PORTLAND, OR –Compassion & Choices (C&C) today expressed grave concern about an Idaho bill, S1070. As
written, the bill threatens doctors with criminal prosecution based on the “intention” behind end-of-life pain relief and threatens patients with under treatment of end-of-life suffering. S1070, which passed the Idaho Senate, makes any “health care professional who administers, prescribes or dispenses medications or procedures to relieve another person’s pain or discomfort,” guilty of a felony, punishable by up to five years in prison, if “. . . such medications or procedures are knowingly and intentionally administered, prescribed or dispensed to cause death.”
“Such vague statutory language puts health care professionals at legal risk and jeopardizes patient care.” said Barbara Coombs Lee, President of C&C. “Patients will not get the pain treatment they need if doctors and nurses are looking over their shoulder, wondering who will question their ‘intention’.”
“In medieval times, religious doctrine dictated whether a physician’s act was sinful, based on their intention,” said Coombs Lee.”The Idaho lawmakers are putting this ancient religious doctrine into law and establishing a thought crime at the expense of good patient care.”
Another troubling provision of S1070 authorizes family members, health care providers and others to obtain an injunction against a doctor “who is reasonably believed to be about to violate” the law.

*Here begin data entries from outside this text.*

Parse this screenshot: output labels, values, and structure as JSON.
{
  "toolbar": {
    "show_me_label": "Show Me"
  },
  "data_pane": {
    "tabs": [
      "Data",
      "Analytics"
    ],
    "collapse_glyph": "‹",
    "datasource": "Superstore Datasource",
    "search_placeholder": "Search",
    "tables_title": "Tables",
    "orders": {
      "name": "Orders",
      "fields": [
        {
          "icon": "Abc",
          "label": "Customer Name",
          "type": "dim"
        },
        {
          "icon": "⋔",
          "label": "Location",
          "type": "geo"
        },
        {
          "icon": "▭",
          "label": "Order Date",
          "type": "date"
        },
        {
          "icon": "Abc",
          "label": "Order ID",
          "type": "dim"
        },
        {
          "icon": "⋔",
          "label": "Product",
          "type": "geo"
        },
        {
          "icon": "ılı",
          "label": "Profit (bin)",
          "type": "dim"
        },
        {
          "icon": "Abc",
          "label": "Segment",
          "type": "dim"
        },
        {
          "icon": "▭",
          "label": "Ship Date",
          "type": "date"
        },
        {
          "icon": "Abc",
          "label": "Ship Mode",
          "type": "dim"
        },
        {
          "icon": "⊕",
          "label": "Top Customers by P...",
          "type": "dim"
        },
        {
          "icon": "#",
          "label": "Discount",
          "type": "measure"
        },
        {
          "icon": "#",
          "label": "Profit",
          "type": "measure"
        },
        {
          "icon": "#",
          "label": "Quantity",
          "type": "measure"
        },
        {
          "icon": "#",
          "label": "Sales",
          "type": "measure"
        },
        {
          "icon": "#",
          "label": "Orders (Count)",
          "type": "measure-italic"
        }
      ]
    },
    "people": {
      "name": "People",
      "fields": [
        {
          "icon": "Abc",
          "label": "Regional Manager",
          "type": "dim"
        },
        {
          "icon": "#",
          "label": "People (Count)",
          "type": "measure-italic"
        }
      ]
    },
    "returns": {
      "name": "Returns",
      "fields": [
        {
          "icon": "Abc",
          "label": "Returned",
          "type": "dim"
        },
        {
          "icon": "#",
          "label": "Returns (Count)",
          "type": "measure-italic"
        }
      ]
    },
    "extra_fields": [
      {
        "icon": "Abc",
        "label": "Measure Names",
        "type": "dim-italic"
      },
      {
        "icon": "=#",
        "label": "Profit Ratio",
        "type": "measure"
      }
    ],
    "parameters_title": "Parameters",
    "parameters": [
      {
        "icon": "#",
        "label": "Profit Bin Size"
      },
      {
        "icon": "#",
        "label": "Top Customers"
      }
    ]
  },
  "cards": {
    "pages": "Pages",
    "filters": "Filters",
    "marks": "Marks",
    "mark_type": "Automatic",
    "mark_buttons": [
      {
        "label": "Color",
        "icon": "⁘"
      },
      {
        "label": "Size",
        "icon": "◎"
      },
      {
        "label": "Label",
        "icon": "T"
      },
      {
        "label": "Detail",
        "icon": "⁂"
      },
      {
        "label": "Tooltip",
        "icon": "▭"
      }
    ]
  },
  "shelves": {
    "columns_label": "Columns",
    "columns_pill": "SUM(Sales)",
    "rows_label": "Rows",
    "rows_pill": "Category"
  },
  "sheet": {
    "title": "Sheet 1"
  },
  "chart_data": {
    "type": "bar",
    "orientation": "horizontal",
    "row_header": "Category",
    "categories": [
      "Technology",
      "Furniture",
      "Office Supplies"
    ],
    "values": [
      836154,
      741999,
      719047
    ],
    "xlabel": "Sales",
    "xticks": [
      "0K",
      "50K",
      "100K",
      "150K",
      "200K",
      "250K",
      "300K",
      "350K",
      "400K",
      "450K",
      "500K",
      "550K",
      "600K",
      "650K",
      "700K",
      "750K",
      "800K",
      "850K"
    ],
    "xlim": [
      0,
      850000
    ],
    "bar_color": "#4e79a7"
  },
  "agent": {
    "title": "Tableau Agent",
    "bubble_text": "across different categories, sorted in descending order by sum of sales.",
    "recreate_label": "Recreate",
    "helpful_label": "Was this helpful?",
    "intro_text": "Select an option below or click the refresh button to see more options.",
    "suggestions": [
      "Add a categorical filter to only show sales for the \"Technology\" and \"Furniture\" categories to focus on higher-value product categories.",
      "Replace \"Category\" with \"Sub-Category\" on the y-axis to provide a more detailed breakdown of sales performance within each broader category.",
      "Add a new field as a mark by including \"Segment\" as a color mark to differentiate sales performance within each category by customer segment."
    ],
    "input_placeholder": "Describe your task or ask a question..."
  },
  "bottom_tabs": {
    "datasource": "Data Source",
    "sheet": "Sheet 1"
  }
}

Tom Archie, MD, a practitioner of family medicine in Hailey, ID, said, “Sanctioning an army of vigilantes to second-guess a physician’s medical judgment will have a chilling effect on the palliative care decisions carefully worked out among doctors, patients and their loved ones. Palliative care involves relieving pain, anxiety and fear, and enabling conscious and loving communication within families. Patients with terminal illnesses deserve the peace of mind that comes from knowing their physicians will do everything possible to help relieve their suffering.”
“It is appalling that patients suffering from cancer or other terminal diseases would have their medical care options restricted because lawmakers question their doctors’ motives,” said Coombs Lee. “This is an attempt to put the religious views of politicians above the interests of the patient.”